The premier is facing not only public but internal backlash from the United Conservative rank and file as well as from caucus members over his handling of the pandemic.

Joel Mullan, the party's vice president of policy, said Kenney needs to step down or face a fast-tracked review of his leadership.

“(A resignation) is necessary because both party members and the public have lost faith in Jason Kenney’s leadership,” said Mullan.

He said Kenney has failed by constantly making extreme, inflexible policy decisions on COVID-19, only to retreat when the shifting, mutable crisis has forced his hand.

In the latest retreat, Kenney introduced proof of vaccination requirements after proclaiming for weeks he would never do so.

“We paint ourselves into a corner where there’s no other option but to turn yourself into a liar to get out of it,” said Mullan. “This is a highly fluid situation with a virus we don’t have a firm understanding of yet.

“There’s no management of public expectations. Instead it’s just telling people, ‘Nope, this is how it’s going to be’ until it isn’t. It’s no wonder that people don’t trust him anymore.”

Kenney is not facing a party leadership review until late next year, unless at least 22 United Conservative constituencies vote to hold one earlier.

Mullan said more than 30 constituency associations have said they intend to call for a review but most have yet to formally ratify their decisions.

“I don’t know exactly when it will be done, but it seems to be moving quite quickly.”

Mullan said if a leadership review were to be called, it would take place within two to three months. Kenny would need a simple majority of votes by the membership to keep his job.

“If he gets less than 50 (per cent), he’s fired.”

Last week, Dr. Deena Hinshaw, Alberta's chief medical officer of health, admitted the fuse on the explosive fourth wave was lit on July 1, when Kenney lifted almost all health restrictions, faster than any other province. He said it was safe to do so, because 70 per cent of eligible Albertans had received at least one dose of vaccine.
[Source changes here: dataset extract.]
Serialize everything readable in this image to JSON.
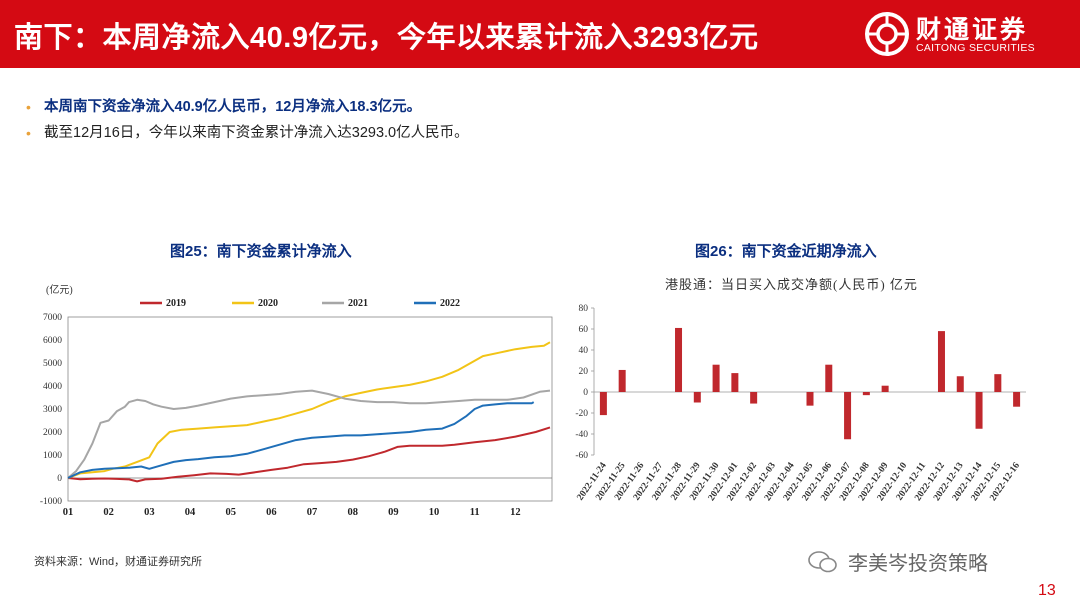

Kenney declared COVID-19 was effectively defeated and that a future rise in cases could be accommodated in the health system. He said he didn't envision needing a fallback.

After that, vaccination numbers effectively stalled and fell behind other provinces. That prompted Kenney to recently offer $100 to anyone getting a first or second shot.

His government failed to act during July and August as case numbers spiralled and Kenney went on vacation.

Last week, he said he didn’t act earlier because he didn’t believe Albertans would have followed renewed health restrictions.